Una delle zone più caratteristiche della costiera cilentana è deturpata da ammassi di rifiuti che ne oltraggiano la bellezza. Oltre gli innumerevoli residui di plastiche, vetri, contenitori di ogni genere rigettati dal mare sulla spiaggia in questi giorni, in Località Scogliera, nello spiazzale d’estate adibito a parcheggio, imperversano resti di carrozzeria di auto (parafanghi, sportelli, copertoni).
Vicino alla grotta scavata nella roccia è presente spazzatura di ogni genere.

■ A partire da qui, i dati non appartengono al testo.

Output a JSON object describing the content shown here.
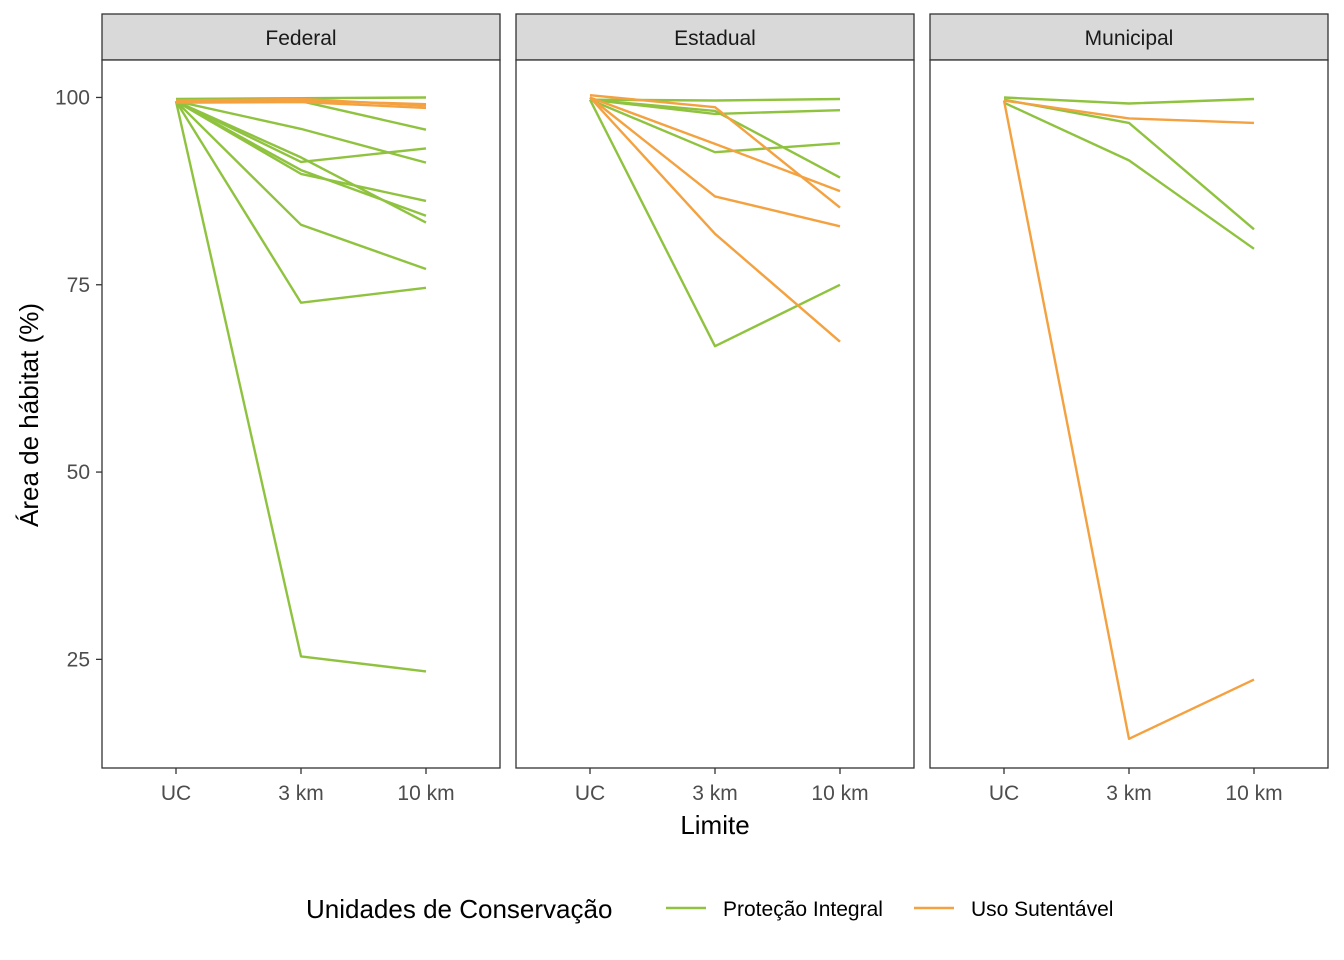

La scogliera di Ascea è un grande attrattore turistico. Migliaia di persone prenotano vacanze per ammirarne i colori spettacoli, l’atmosfera suggestiva, la folta vegetazione, l’intero paesaggio costituito da rocce che degradano nel mare, creando sfumature, profumi, emozioni.
Si ricorda, inoltre, che la suddetta area è una zona protetta. La duna costiera ospita le cosiddette “piante pioniere”: il giglio marino, per esempio, “la fenosa”, in gergo locale, sono importanti per evitare l’erosione costiera e mantenere intatta la biodiversità e la sua struttura morfologica.
Sarebbe ora di ripulire l’intera area, dar vita a progetti di rivalorizzazione di una delle zone più attrattive della località marina cilentana e provvedere, perché no, attraverso giornate dedicate all’ambiente a rimuovere tutto il materiale vomitato dal mare sulla spiaggia.